During the morning’s opening session, Daniel Pauly, Sea Around Us, highlighted that if high seas MPAs are not rolled out, the 30 by 30 target will be very difficult to achieve. He warned against reaching the target on paper only by governments claiming to protect the Ocean but not actually doing it.
Q̓án̓ístisḷa Michael Vegh, Heiltsuk Nation, spoke about his personal journey to understand the value of Indigenous Peoples’ contribution to nature conservation, mentioning examples of stewardship practices that do not sacrifice future generations with gains from today. He called out discriminatory regulations against his ancestors that are still in place, and advocated for a journey of reconciliation between Indigenous Nations and governments, focusing on: infrastructure and housing; employment; education; health; environment; self-government; and fisheries.

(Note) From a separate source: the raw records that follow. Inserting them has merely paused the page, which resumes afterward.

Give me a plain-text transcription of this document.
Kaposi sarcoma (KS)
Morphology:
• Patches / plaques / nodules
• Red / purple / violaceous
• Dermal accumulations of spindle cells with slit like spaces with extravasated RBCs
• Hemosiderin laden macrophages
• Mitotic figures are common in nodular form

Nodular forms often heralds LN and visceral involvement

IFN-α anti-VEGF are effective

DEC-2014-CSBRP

Sylvia Earle, National Geographic Explorer, called on people to consider carefully the interconnectivity of our planet, stressing that life itself is on the line and Earth is reaching tipping points, and underlining the need for turning points instead. Throughout her speech, she shared photos and stories of the Ocean, inviting the audience to reflect on their relationship with the Ocean and the planet’s life support system, and to rethink utilitarian and over consumptive philosophies. She warned against the cost of taking life that cannot easily be replenished, especially when it is not known what is being taken along with it, calling attention to the risks of deep-sea mining. She also called for new approaches to regulation, stating that although she’s concerned about illegal, unreported, and unregulated fishing, it is the legal extraction that worries her the most.
Through panels and presentations, parallel sessions discussed the following, among many other topics:
- Managing Human Impacts in MPAs;
- Mangroves and MPAs;
- Engaging MPAs to Protect Whales for Biodiversity Conservation and Climate Change Solutions;
- Community-Based Governance and Conservation of Coral Reefs; and
- Indigenous Approaches to Marine and Coastal Conservation.